Charcoal Dust and Patience

There are quite a few projects going down this month (5).  The most involved currently is a charcoal video animation I’m working on for the poet Abigail Warren.  The work is to loosely interpret one of her poems through charcoal animation.

What is charcoal animation?  Well it’s one drawing at a time.  You draw. take a picture. draw. take a picture. It is a methodical art form that I love, and is quite magical when you get to watch the drawings start coming to life and move in video format.  One second of this work is about 16-24 drawings.  1 drawing is approximately somewhere between 5 – 20 minutes.  So it’s involved.

Charcoal animation is a good reflection on what it means to do something with patience and intention.  This is very hard for me in this world of gadgets and goings on and the stuff of life.  I always have this feeling I have to do more, and more and the “not enoughness” of it all. But in this practice, I can’t rush.  It ruins the work of the whole to rush each drawing.  I do have a deadline though, so I can’t get lost in the drawings.  Nevertheless,  I just carve away for hours at the paper with erasers and charcoal carefully laying down the images one by one.



This slow steady practice these next few months in conjunction with all of the other work that needs to get done, is just something I feel compelled to share and it seems to be trying to teach me how to be in the moment, the mysteries, the miracles, the blessings disguised.  It’s a deep vulnerable work of being human and something worth taking some time to pause and consider every once in a while.

Lithia Springs


There is always death, heartbreak, violence, sadness, birth, life, love, ice cream ;).  Whatever life is dishing, it’s a lot.  And sometimes ya gotta turn it off.  But it is impossible to run.  That stuff always catches up.  There are plenty of ways to try and ignore it at times with all of the information coming at us all the time and cocktail hours.   But sometimes continuously rushing sacrifices the greater piece.  At times we are in risk of sabotaging our work if we don’t taking the time to do something with consideration.  I hear that a form of that consideration could be eating when you’re hungry, drinking water, taking a moment of rest….  I think this work is teaching me (again & again) something about the powerful and many times brave step to stop, and listen, and BE for even a minute.

At this moment, this art practice is telling me “to take time in the quiet hours, in still times of peace and meditation and come back to the true you and get to know it again after so many eons of separation, because it has been said that whenever you occupy your center, everyone and everything connected to you lifts.”

Sharon McErlane from Our Love Is Our Power

For this week, I just have been inspired by that message in this slow process of drawing for hours.



About scoutcuomo

Charcoal dust and eraser shavings, oil bars and sketch books, wood, gold pray paint, resin, overly soft blankets, and turpentine, feathers and coffee grinds.


  1. Chantelle

    I was looking at one of your pieces on my wall that i purchased a good while back and decided to see what you had been up to recently.

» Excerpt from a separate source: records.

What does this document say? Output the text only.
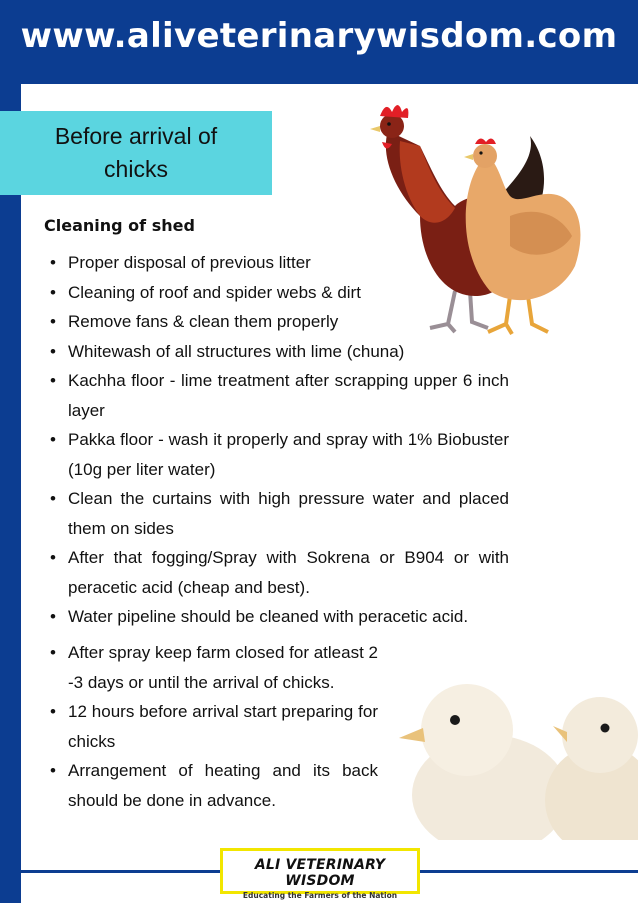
www.aliveterinarywisdom.com
Before arrival of chicks
Cleaning of shed
• Proper disposal of previous litter
• Cleaning of roof and spider webs & dirt
• Remove fans & clean them properly
• Whitewash of all structures with lime (chuna)
• Kachha floor - lime treatment after scrapping upper 6 inch layer
• Pakka floor - wash it properly and spray with 1% Biobuster (10g per liter water)
• Clean the curtains with high pressure water and placed them on sides
• After that fogging/Spray with Sokrena or B904 or with peracetic acid (cheap and best).
• Water pipeline should be cleaned with peracetic acid.
• After spray keep farm closed for atleast 2 -3 days or until the arrival of chicks.
• 12 hours before arrival start preparing for chicks
• Arrangement of heating and its back should be done in advance.
ALI VETERINARY WISDOM
Educating the Farmers of the Nation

The words it this post inspire me. Sloooow down. The concious thought behind putting things aside and being present. It’s much harder than we think right? I was even trying to rush through reading your wods. Thanks for your words and your great work. I really enjoy it. Always have.

    • Hi Chantelle, It is so hard to do. I feel like I’m equating it to building a muscle memory of how to just be here and now. Thanks for checking in. I’m still trying to practice this.

      Really though, I so appreciate your note. One cool thing about making art and sending it out these days is just that it has a whole other life. Really gives me a lot of joy in this practice.